Ciò detto, malgrado la presenza di Hopkins - di maniera e padrone della scena, sulle orme degli sfasamenti e del racconto di sofferenza impulsiva à la The Father - garantisca al film una certa allure e una suggestione purtroppo irreperibili nel Lewis del collega Matthew Goode, essa non basta a fare di Freud - L’ultima analisi un buon esito, né tantomeno un film vero e proprio. Brown sembra infatti lasciarsi stordire dai riferimenti colti, dalla densità della scrittura di St. Germain, al punto tale da convincersi che il suo lavoro si limiti giusto all’intercessione con gli attori, ad affidare loro questo compilativo elenco di elucubrazioni cosicché possano veicolarle allo spettatore.
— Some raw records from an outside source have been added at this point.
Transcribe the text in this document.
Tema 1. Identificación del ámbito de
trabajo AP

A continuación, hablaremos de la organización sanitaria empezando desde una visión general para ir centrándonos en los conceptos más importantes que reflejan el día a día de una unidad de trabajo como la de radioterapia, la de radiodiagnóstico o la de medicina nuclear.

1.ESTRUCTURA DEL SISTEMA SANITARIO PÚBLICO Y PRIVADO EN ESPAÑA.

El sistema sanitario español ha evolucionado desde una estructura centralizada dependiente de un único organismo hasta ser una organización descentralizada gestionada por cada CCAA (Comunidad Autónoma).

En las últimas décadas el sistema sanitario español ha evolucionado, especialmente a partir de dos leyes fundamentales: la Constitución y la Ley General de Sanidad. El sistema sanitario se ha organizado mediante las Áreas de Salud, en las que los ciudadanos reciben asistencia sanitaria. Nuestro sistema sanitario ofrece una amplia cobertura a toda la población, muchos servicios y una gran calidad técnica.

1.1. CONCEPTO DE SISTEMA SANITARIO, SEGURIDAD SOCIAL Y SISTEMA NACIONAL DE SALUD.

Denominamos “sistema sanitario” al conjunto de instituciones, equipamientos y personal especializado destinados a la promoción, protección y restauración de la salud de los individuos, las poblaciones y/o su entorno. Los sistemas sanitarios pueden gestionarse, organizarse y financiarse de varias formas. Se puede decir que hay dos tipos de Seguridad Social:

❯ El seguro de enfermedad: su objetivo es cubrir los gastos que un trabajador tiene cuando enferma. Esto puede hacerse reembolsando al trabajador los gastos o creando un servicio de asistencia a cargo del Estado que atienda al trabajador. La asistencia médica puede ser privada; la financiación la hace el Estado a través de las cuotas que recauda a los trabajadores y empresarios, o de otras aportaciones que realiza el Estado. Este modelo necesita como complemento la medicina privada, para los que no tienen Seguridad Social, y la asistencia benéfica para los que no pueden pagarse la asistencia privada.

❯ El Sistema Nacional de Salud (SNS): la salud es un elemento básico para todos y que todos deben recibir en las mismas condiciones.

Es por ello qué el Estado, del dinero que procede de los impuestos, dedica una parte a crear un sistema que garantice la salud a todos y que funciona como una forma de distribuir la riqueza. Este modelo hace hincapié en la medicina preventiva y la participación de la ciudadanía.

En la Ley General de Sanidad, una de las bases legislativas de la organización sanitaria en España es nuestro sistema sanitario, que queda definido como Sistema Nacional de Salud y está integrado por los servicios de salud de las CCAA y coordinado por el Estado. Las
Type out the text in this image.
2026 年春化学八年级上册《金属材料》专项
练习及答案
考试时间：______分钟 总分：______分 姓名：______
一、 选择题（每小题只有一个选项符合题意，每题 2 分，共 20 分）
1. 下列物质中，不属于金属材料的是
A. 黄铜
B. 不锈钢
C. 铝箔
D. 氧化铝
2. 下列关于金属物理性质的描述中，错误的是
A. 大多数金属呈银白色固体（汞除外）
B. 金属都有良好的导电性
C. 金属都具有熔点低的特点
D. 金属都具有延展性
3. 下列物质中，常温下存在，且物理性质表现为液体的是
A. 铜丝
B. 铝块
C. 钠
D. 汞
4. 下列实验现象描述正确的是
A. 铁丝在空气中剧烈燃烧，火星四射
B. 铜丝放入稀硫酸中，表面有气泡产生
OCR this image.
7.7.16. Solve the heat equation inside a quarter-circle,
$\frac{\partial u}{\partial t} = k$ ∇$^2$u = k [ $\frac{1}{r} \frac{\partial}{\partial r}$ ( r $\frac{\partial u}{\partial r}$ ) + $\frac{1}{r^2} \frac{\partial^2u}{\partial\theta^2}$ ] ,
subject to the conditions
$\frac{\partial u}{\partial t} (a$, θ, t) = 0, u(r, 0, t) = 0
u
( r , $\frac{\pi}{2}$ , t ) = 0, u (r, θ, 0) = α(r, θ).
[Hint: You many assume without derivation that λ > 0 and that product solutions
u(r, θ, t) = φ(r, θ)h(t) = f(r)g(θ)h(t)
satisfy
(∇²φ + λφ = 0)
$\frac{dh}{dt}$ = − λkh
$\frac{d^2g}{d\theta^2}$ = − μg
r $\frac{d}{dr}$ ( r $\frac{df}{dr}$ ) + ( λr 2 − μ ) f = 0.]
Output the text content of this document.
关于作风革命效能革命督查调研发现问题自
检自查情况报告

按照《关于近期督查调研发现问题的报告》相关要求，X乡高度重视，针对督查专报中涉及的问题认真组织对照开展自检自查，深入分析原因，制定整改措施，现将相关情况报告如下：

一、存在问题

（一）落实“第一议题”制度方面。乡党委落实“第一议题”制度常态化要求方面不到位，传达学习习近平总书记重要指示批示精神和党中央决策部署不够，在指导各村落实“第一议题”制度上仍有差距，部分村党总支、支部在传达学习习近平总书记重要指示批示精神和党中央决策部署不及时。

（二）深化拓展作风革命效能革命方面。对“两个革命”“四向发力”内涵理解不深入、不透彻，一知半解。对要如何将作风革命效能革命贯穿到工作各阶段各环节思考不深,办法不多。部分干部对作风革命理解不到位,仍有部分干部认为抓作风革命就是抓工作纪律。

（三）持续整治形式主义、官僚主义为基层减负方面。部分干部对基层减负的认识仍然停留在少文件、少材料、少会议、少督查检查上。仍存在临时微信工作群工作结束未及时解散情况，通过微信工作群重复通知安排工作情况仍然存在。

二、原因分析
Il solo risultato è però quello di un Kammerspiel quasi del tutto inscindibile da un perfetto esemplare di teatro filmato al quale mancano giusto le quinte e il sipario per dirsi completo, e che sacrifica ogni possibile suggestione sull’altare di una verbosità e di un didascalismo intrinsecamente avversi al mezzo. Gli unici guizzi sono custoditi dunque nelle varie analessi che, unitamente alle interruzioni radiofoniche con le ultime dal fronte, spezzano la narrazione e aprono squarci su altri possibili arrangiamenti della stessa o, meglio, delle stesse storie alla base della pellicola. Prospettive forse migliori di questo doppio biopic bulimico e poco stimolante che affida le proprie carenze, filmiche e inventive, ad un’idea di cinema dalle ineludibili manie e dagli evidenti complessi (d’inferiorità).